I am 18 years old, my whole life until this point has been whatever my parents, teachers, or coaches have told me to do. I have only graduated high school and learned whatever the required information was for me to graduate. I have only had 18 years of life experience, so to those who are quick to judge and ridicule me, I am still learning. I LOVE to learn, I really do. I am so ecstatic about the fact I have so much learning ahead of me, and I hope that it provides me with wisdom and helps me live a great life. I am going to make mistakes, I know I have made some already, some worse than others. But to be honest I really don't care! Mistakes build character and are apart of the learning process. If I didn't stumble along the way I wouldn't be where I am now.
We are all still learning and anyone who claims otherwise is full of crap. Before last week I didn't know how to do my own laundry! But now I do, and I grew as a person because of it, even though it's a stupid simple thing. In my new classes my mind is being exposed to all sorts of information and I want to absorb every single bit of it. Something interesting I got out of my sociology class yesterday was that you cannot understand your own life until you understand the world around you. Go out there and ask questions, learn about the world, there is so much we have yet to learn. No one is ever going to have all the answers. I don't claim to even have any answers, hell I don't even know what I'm doing in an hour. And I'm perfectly okay with it. I've stopped trying to figure it all out right now, because the lessons will come with age and experiences.
To all the people like me who feel like you have to have your shit together all the time, let it go. The best way to learn is to simply live, the rest will follow. Each experience, whether it is good or bad, shapes us and teaches us something we needed to know. I don't believe in coincidences, no matter how big the mistake, I know it is leading me to the place I need to be. We have so many teachers in our lives, our actual teachers, friends, family, colleagues, and we can learn from them in various ways. However the most important teacher in our lives is actually ourselves. No one can do it for you, you have to be able to learn from your past experiences and seek information. Ask questions, read books, self reflect, all of these things can teach you more about life and more about yourself.

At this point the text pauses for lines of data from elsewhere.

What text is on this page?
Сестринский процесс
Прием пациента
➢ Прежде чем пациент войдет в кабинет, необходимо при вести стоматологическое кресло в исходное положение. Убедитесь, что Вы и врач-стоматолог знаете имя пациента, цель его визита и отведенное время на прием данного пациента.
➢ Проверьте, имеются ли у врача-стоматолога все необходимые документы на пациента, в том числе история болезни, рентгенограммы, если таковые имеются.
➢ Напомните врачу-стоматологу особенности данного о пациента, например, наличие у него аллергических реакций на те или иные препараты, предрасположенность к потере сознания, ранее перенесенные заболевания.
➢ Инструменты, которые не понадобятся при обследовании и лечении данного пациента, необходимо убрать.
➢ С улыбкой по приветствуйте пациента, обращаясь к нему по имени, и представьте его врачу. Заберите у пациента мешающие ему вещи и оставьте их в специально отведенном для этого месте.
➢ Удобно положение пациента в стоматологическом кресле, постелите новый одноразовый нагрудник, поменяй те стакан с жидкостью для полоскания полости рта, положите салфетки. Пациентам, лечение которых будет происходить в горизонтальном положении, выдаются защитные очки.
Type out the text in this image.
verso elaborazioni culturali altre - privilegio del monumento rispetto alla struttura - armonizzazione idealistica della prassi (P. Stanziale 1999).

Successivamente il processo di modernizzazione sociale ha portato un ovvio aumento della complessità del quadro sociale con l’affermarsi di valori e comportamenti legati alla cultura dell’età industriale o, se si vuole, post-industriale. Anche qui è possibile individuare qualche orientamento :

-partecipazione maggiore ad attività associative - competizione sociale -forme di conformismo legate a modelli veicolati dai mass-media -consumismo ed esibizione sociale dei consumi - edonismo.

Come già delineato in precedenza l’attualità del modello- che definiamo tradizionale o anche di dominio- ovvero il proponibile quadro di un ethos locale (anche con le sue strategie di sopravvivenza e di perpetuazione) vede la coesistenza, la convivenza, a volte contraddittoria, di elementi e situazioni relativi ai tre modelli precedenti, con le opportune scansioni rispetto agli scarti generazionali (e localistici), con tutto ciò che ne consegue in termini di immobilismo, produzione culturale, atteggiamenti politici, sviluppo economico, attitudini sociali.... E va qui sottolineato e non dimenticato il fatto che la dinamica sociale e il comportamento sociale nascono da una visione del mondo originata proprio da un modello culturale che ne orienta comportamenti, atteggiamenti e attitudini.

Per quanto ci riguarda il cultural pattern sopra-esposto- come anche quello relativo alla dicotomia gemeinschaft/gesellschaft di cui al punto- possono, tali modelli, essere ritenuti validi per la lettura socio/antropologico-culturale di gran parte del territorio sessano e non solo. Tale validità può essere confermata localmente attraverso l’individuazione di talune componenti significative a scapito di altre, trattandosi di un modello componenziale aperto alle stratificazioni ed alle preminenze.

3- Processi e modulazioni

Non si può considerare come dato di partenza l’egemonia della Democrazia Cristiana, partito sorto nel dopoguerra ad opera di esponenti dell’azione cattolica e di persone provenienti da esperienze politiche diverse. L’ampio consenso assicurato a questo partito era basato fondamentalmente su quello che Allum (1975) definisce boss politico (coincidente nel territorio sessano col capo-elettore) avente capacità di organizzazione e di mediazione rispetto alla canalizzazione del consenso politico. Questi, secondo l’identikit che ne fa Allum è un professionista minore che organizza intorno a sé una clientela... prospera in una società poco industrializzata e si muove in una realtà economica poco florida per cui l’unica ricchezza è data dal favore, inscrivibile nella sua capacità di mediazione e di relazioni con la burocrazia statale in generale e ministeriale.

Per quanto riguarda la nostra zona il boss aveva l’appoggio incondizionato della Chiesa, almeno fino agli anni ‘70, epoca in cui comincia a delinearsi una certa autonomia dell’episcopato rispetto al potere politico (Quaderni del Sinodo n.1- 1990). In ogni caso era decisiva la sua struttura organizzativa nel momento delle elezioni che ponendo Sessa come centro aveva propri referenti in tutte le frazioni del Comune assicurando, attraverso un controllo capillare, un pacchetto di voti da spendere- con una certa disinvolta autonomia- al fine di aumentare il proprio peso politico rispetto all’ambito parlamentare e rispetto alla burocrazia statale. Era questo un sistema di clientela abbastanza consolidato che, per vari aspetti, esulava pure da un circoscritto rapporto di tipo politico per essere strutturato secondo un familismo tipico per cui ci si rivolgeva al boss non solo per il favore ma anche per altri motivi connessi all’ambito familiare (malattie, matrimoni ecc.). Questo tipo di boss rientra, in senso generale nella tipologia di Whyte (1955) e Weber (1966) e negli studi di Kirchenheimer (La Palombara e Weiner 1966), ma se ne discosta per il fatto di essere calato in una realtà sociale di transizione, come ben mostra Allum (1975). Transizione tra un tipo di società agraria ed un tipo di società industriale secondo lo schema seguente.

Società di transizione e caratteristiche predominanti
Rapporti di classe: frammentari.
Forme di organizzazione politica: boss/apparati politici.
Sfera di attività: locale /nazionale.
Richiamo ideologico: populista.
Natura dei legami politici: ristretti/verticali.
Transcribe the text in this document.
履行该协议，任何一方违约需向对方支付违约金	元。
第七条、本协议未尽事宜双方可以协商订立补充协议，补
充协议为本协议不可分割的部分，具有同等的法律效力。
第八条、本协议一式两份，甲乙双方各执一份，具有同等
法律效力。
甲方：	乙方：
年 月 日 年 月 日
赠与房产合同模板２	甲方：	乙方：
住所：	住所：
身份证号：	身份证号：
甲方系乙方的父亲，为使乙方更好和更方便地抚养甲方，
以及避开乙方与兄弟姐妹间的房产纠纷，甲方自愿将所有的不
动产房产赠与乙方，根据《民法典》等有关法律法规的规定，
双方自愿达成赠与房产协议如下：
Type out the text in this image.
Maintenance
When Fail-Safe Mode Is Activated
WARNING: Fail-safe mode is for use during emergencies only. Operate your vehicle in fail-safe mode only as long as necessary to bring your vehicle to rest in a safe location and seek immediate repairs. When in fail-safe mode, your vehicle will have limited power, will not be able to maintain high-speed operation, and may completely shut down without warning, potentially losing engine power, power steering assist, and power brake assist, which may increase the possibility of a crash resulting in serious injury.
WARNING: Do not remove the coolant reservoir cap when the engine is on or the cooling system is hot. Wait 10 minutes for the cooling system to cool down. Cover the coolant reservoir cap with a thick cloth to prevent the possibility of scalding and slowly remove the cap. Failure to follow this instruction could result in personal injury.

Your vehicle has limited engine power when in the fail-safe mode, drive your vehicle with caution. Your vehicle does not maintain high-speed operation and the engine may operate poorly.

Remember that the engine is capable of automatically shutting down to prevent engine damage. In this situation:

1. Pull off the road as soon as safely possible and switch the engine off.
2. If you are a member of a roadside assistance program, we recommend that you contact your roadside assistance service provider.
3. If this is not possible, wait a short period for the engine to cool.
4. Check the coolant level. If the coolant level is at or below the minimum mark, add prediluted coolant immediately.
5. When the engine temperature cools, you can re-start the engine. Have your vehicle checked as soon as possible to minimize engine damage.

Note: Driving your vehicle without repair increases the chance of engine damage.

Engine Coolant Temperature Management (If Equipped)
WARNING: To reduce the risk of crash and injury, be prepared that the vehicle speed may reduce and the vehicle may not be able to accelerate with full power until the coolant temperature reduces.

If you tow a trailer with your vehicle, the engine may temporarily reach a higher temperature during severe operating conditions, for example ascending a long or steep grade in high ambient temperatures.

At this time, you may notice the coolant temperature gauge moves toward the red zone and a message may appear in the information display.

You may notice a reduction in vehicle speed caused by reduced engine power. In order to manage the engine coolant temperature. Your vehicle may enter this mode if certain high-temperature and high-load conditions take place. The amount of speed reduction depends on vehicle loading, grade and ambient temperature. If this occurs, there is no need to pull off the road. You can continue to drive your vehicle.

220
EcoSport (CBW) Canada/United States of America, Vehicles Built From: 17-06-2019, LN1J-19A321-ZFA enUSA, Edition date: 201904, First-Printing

But to the people who think that at 18 years old, or even ever, that I'm supposed to have it all figured out, you are so wrong. I'm happy with tripping and falling, slowly making my way into this crazy world. It's not pretty or graceful, but it's real. I'm never going to be perfect, I'm never going to have all the answers, there are so many things I have yet to learn. Some things I never want to learn, such as anything math related. But my journey is genuine and I live my life unapologetically. If I'm seen as "a mess" or "a fuck up", that's honestly fine, because I know I am not those things. There is beauty in the realness of struggle and finding yourself. Life is all about growth, if we knew everything there was to know and never messed up there would be no point to living.
I am still learning, and sometimes it is wonderful and other times it is messy, but I keep moving. I challenge everyone to get out there and develop a thirst for knowledge and to explore the world around you. Keep and open heart and an open mind, and the rest will fall into place. Don't be scared to admit you have no fucking clue what you're doing, because honestly anyone who says otherwise is probably lying. Accept that you are still learning, and that is perfectly okay.
Can you relate? In what ways are you still learning?